Though I have not fully understand what goes wrong in the above code yet. But I think there is a another way without specifically construct a SFINAE class but archive the same effect.

#include <iostream>

template <typename Derived>
class B
{
    public :

    void call ()
    {
        call_dispatch(&Derived::call);
    }

    template <typename C>
    void call_dispatch (void (C::*) ())
    {
        static_cast<Derived *>(this)->call();
    }

    void call_dispatch (void (B<Derived>::*) ())
    {
        std::cout << "Call B" << std::endl;
    }

    private :
};

class D1 : public B<D1>
{
    public :

    void call ()
    {
        std::cout << "Call D1" << std::endl;
    }
};

class D2 : public B<D2> {};

int main ()
{
    D1 d1;
    D2 d2;

    d1.call();
    d2.call();

    return 0;
}

Basically, because D1 and D2 both are derived from B, so the expression &Derived::call will always be resolved. In D1 it resolved to &D1::call, then the template version member is used. In D2, it does not have its own call, so &D2::call is resolved to &B::call, and thanks to
@DavidRodríguez-dribeas, who points out that now &D2::call has the type B::call, therefore the template and the non-template members equally match, but non-template is preferred. So the default call is used.

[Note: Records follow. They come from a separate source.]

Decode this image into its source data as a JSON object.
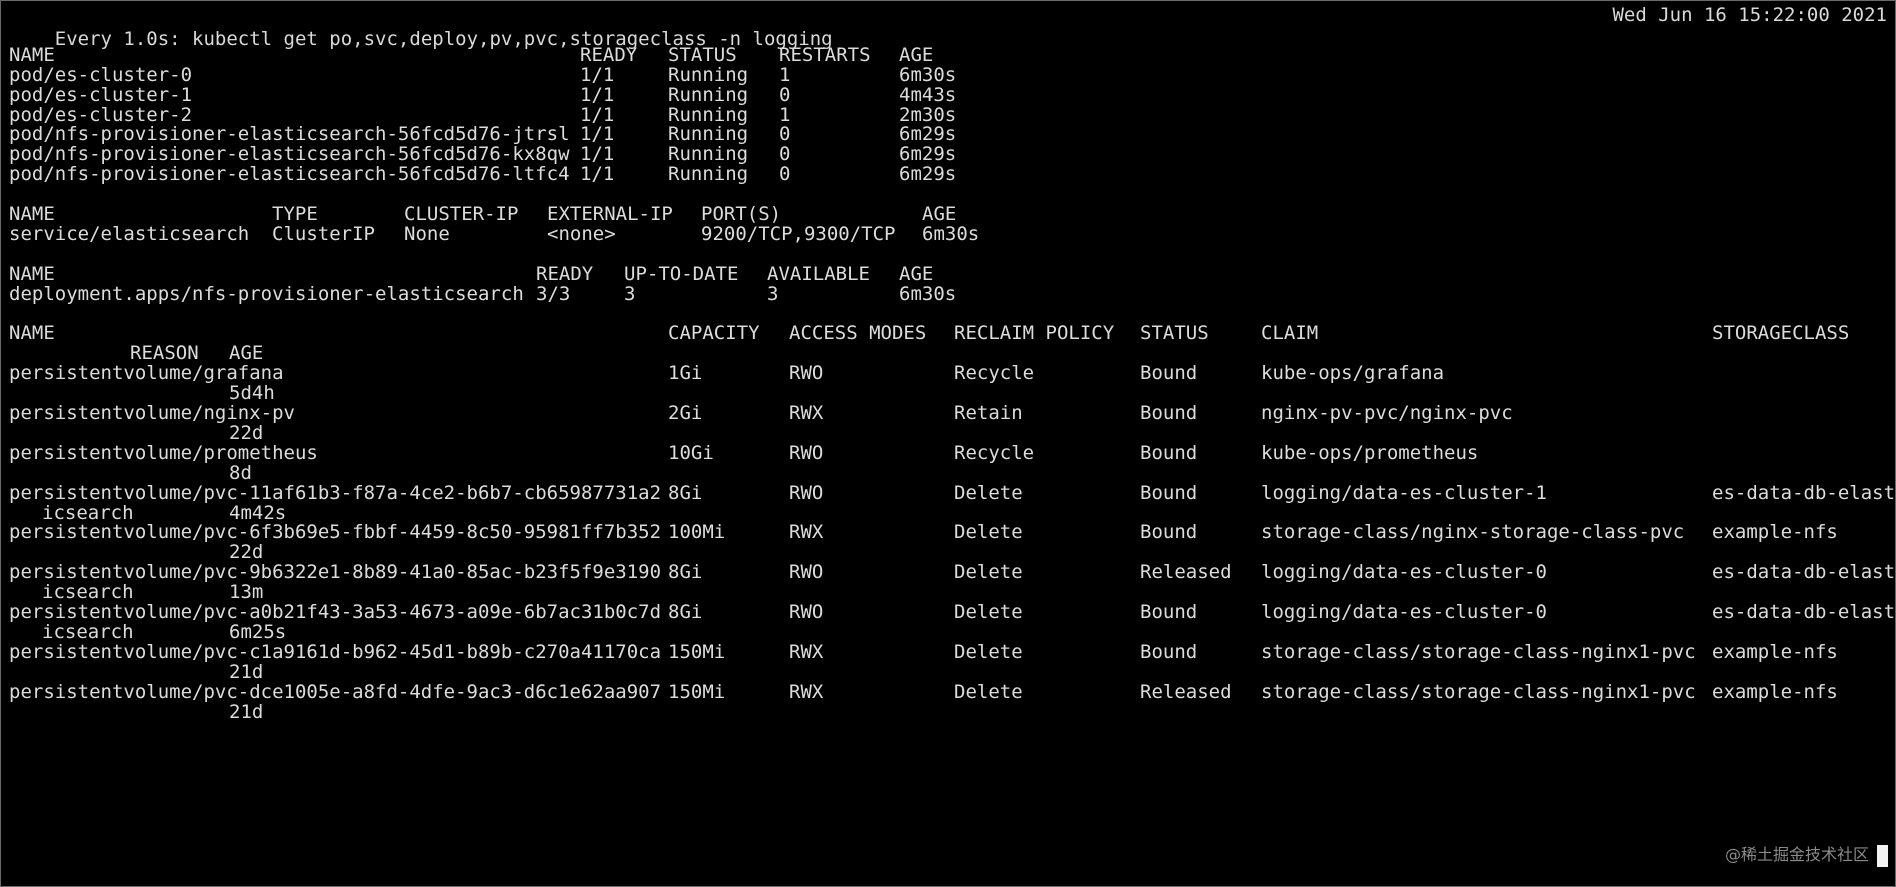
{
  "header": {
    "command": "Every 1.0s: kubectl get po,svc,deploy,pv,pvc,storageclass -n logging",
    "clock": "Wed Jun 16 15:22:00 2021"
  },
  "pods": {
    "headers": [
      "NAME",
      "READY",
      "STATUS",
      "RESTARTS",
      "AGE"
    ],
    "rows": [
      [
        "pod/es-cluster-0",
        "1/1",
        "Running",
        "1",
        "6m30s"
      ],
      [
        "pod/es-cluster-1",
        "1/1",
        "Running",
        "0",
        "4m43s"
      ],
      [
        "pod/es-cluster-2",
        "1/1",
        "Running",
        "1",
        "2m30s"
      ],
      [
        "pod/nfs-provisioner-elasticsearch-56fcd5d76-jtrsl",
        "1/1",
        "Running",
        "0",
        "6m29s"
      ],
      [
        "pod/nfs-provisioner-elasticsearch-56fcd5d76-kx8qw",
        "1/1",
        "Running",
        "0",
        "6m29s"
      ],
      [
        "pod/nfs-provisioner-elasticsearch-56fcd5d76-ltfc4",
        "1/1",
        "Running",
        "0",
        "6m29s"
      ]
    ]
  },
  "services": {
    "headers": [
      "NAME",
      "TYPE",
      "CLUSTER-IP",
      "EXTERNAL-IP",
      "PORT(S)",
      "AGE"
    ],
    "rows": [
      [
        "service/elasticsearch",
        "ClusterIP",
        "None",
        "<none>",
        "9200/TCP,9300/TCP",
        "6m30s"
      ]
    ]
  },
  "deployments": {
    "headers": [
      "NAME",
      "READY",
      "UP-TO-DATE",
      "AVAILABLE",
      "AGE"
    ],
    "rows": [
      [
        "deployment.apps/nfs-provisioner-elasticsearch",
        "3/3",
        "3",
        "3",
        "6m30s"
      ]
    ]
  },
  "pvs": {
    "headers": [
      "NAME",
      "CAPACITY",
      "ACCESS MODES",
      "RECLAIM POLICY",
      "STATUS",
      "CLAIM",
      "STORAGECLASS"
    ],
    "headers2": [
      "REASON",
      "AGE"
    ],
    "rows": [
      {
        "name": "persistentvolume/grafana",
        "capacity": "1Gi",
        "access": "RWO",
        "policy": "Recycle",
        "status": "Bound",
        "claim": "kube-ops/grafana",
        "sc": "",
        "wrap": "",
        "age": "5d4h"
      },
      {
        "name": "persistentvolume/nginx-pv",
        "capacity": "2Gi",
        "access": "RWX",
        "policy": "Retain",
        "status": "Bound",
        "claim": "nginx-pv-pvc/nginx-pvc",
        "sc": "",
        "wrap": "",
        "age": "22d"
      },
      {
        "name": "persistentvolume/prometheus",
        "capacity": "10Gi",
        "access": "RWO",
        "policy": "Recycle",
        "status": "Bound",
        "claim": "kube-ops/prometheus",
        "sc": "",
        "wrap": "",
        "age": "8d"
      },
      {
        "name": "persistentvolume/pvc-11af61b3-f87a-4ce2-b6b7-cb65987731a2",
        "capacity": "8Gi",
        "access": "RWO",
        "policy": "Delete",
        "status": "Bound",
        "claim": "logging/data-es-cluster-1",
        "sc": "es-data-db-elast",
        "wrap": "icsearch",
        "age": "4m42s"
      },
      {
        "name": "persistentvolume/pvc-6f3b69e5-fbbf-4459-8c50-95981ff7b352",
        "capacity": "100Mi",
        "access": "RWX",
        "policy": "Delete",
        "status": "Bound",
        "claim": "storage-class/nginx-storage-class-pvc",
        "sc": "example-nfs",
        "wrap": "",
        "age": "22d"
      },
      {
        "name": "persistentvolume/pvc-9b6322e1-8b89-41a0-85ac-b23f5f9e3190",
        "capacity": "8Gi",
        "access": "RWO",
        "policy": "Delete",
        "status": "Released",
        "claim": "logging/data-es-cluster-0",
        "sc": "es-data-db-elast",
        "wrap": "icsearch",
        "age": "13m"
      },
      {
        "name": "persistentvolume/pvc-a0b21f43-3a53-4673-a09e-6b7ac31b0c7d",
        "capacity": "8Gi",
        "access": "RWO",
        "policy": "Delete",
        "status": "Bound",
        "claim": "logging/data-es-cluster-0",
        "sc": "es-data-db-elast",
        "wrap": "icsearch",
        "age": "6m25s"
      },
      {
        "name": "persistentvolume/pvc-c1a9161d-b962-45d1-b89b-c270a41170ca",
        "capacity": "150Mi",
        "access": "RWX",
        "policy": "Delete",
        "status": "Bound",
        "claim": "storage-class/storage-class-nginx1-pvc",
        "sc": "example-nfs",
        "wrap": "",
        "age": "21d"
      },
      {
        "name": "persistentvolume/pvc-dce1005e-a8fd-4dfe-9ac3-d6c1e62aa907",
        "capacity": "150Mi",
        "access": "RWX",
        "policy": "Delete",
        "status": "Released",
        "claim": "storage-class/storage-class-nginx1-pvc",
        "sc": "example-nfs",
        "wrap": "",
        "age": "21d"
      }
    ]
  },
  "watermark": "@稀土掘金技术社区"
}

Can help me see if there is any defect in this new code?

Answer 1

Your instantiation of SFINAE is expecting the function pointer template argument to be of type void (D2::*)(), but instead is of type void (B<D2>::*)() (because call is not overidden in D2, it uses the one defined in B<D2>).

Edit

It is not the instantiation of template <typename D> void call (SFINAE<D, &D::call> *) that is failing here. There is no substitution error there. The substitution error occurs with the instantiation of SFINAE<B<D2>, &B<D2>::call>, of which there is no fallback instantiation, hence the error.

Answer 2

Where does the void (B::*)() and &B::call come from?

The type of a pointer to member is not the type on which you obtained such pointer, but the type on which the member is defined.

struct base { int x; };
struct derived : base {};
int main() {
   std::cout << std::is_same< decltype(&derived::x), int (base::*) >::value << std::endl;
}

The above program prints 1. In your case, when you use &D::base, the compiler finds B<D2>::call as a member of the base template, and that is the result of the expression: void (B<D2>::*)().